Nel primo fine settimana di luglio sono sbarcati in Sardegna, per esempio, grazie a quelle operazioni richiamate nel decreto, 1.700 migranti e molti di questi sono minori. Se per i prossimi tre mesi queste missioni, messe in campo in questo decreto, dovessero confermarsi, con questo trend in Sardegna giungerebbero oltre 20 mila migranti. È fin troppo evidente a tutti, a quelli di buonsenso e anche a chi vuole utilizzare questo in termini demagogici, che siamo dinanzi a cifre improponibili, considerato che già oggi il sistema dell'accoglienza è alla paralisi. Questo vale per la Sardegna ma non solo; qui sì che urge una missione internazionale autorevole, che va proposta sotto l'egida dell'ONU. Serve un argine internazionale militare al traffico di uomini sulle coste del Mediterraneo, argine gestito dai caschi blu d'intesa con i Governi provvisori o legittimati. Bisogna bloccare questo flusso, questo drammatico flusso che rischia davvero di creare situazioni ingovernabili.

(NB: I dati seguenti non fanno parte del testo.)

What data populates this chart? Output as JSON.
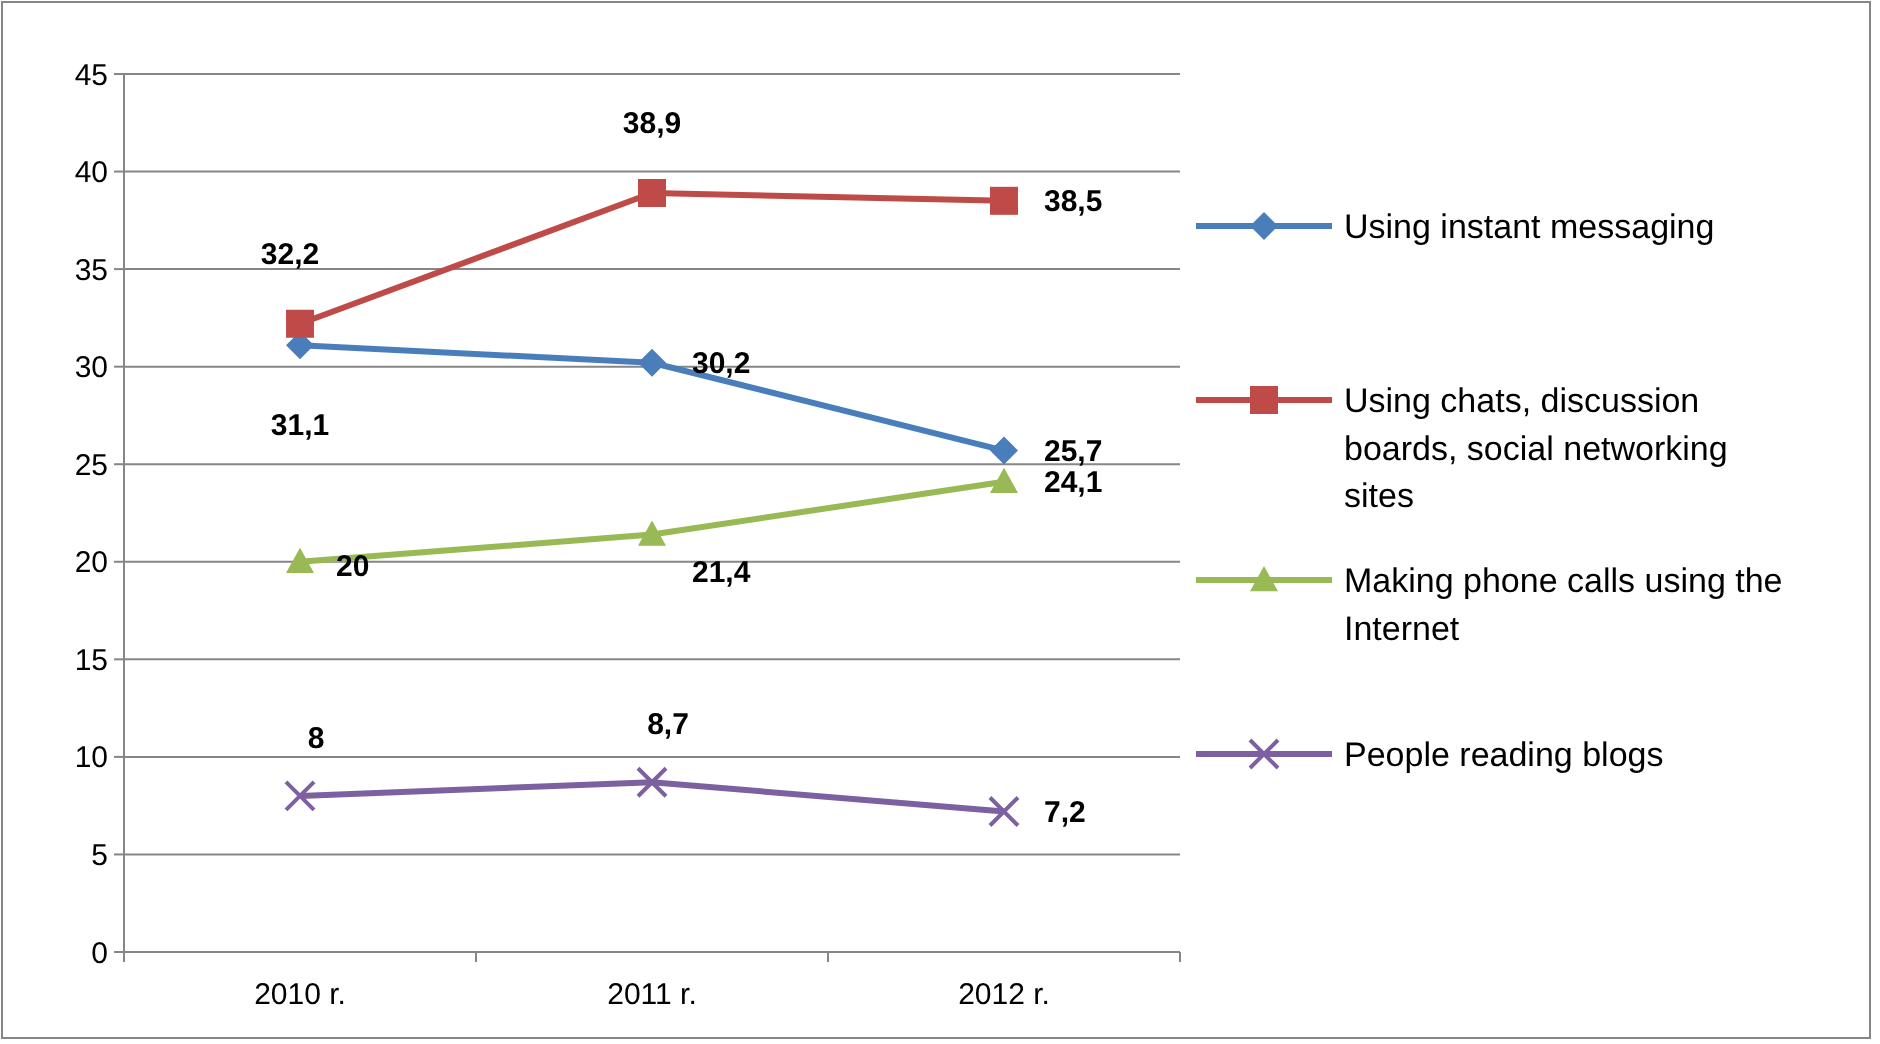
{
  "chart_data": {
    "type": "line",
    "categories": [
      "2010 r.",
      "2011 r.",
      "2012 r."
    ],
    "series": [
      {
        "name": "Using instant messaging",
        "color": "#4a7ebb",
        "marker": "diamond",
        "values": [
          31.1,
          30.2,
          25.7
        ],
        "value_labels": [
          "31,1",
          "30,2",
          "25,7"
        ]
      },
      {
        "name": "Using chats, discussion boards, social networking sites",
        "color": "#be4b48",
        "marker": "square",
        "values": [
          32.2,
          38.9,
          38.5
        ],
        "value_labels": [
          "32,2",
          "38,9",
          "38,5"
        ]
      },
      {
        "name": "Making phone calls using the Internet",
        "color": "#98b954",
        "marker": "triangle",
        "values": [
          20,
          21.4,
          24.1
        ],
        "value_labels": [
          "20",
          "21,4",
          "24,1"
        ]
      },
      {
        "name": "People reading blogs",
        "color": "#7d60a0",
        "marker": "cross",
        "values": [
          8,
          8.7,
          7.2
        ],
        "value_labels": [
          "8",
          "8,7",
          "7,2"
        ]
      }
    ],
    "ylim": [
      0,
      45
    ],
    "yticks": [
      0,
      5,
      10,
      15,
      20,
      25,
      30,
      35,
      40,
      45
    ],
    "grid": "y",
    "legend": "right"
  }
}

Bisogna farlo dismettendo i carri armati e puntando sulla strategia dei trattori per arare e per seminare, capaci appunto di dare risposte laddove queste risposte molto spesso sono venute in termini diversi.

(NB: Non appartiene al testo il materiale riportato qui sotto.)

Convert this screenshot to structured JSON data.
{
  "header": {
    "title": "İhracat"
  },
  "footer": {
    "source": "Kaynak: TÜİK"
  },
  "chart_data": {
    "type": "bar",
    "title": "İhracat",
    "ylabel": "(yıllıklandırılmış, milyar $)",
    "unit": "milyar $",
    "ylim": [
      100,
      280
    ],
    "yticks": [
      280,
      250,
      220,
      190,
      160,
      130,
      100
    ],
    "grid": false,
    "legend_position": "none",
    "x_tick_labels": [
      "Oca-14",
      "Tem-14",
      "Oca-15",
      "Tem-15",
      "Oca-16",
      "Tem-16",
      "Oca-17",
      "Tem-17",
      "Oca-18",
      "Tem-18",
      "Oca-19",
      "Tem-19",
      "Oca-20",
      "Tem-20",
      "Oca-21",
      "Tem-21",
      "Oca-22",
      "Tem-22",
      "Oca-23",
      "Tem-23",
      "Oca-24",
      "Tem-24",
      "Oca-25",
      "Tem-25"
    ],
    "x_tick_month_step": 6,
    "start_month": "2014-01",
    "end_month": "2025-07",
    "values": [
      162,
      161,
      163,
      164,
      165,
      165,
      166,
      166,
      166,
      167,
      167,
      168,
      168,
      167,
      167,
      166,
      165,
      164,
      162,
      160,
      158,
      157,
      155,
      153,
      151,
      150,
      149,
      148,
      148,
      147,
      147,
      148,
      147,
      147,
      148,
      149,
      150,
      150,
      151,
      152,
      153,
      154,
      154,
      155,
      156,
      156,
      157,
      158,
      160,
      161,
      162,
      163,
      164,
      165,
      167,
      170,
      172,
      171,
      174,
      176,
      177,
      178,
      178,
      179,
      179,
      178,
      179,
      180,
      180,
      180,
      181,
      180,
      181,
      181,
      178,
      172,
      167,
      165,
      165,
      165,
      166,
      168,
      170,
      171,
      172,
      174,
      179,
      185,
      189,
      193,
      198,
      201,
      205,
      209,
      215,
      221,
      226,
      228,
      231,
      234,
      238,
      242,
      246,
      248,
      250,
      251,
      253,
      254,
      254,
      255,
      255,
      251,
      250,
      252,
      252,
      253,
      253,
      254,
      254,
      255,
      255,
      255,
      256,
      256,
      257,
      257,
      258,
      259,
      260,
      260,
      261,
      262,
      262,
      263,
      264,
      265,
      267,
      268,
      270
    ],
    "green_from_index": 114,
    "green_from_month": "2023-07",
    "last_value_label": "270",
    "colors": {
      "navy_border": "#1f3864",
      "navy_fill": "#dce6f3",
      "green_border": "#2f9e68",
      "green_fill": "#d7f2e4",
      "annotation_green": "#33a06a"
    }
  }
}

BISOGNA FERMARE LA TRATTA DEGLI UOMINI CON UNA MISSIONE ONU SULL'ALTRA SPONDA DEL MEDITERRANEO

E' inutile fare missioni in giro per il mondo se poi non si affronta la missione internazionale più delicata. Oso pensare e anche sperare – e concludo, Presidente – che la coalizione internazionale di cui l'Italia fa parte non ha perso un secondo per bombardare, come è capitato alla Libia qualche anno fa - non voglia trovare scuse oggi per arginare con una missione internazionale appunto guidata dall'ONU che possa bloccare e arginare quel fenomeno che può avere un impatto molto più grave sull'Occidente e sulle nostre case in termini molto più invasivi di una guerra. L'autorevolezza di uno Stato e di una coalizione non si misura con la forza delle armi o dei missili ma con la forza e con la lungimiranza della sicurezza per i propri cittadini. Sino ad oggi su questo tema questo Governo ha fallito ed è per questo motivo che io voterò contro su questo decreto.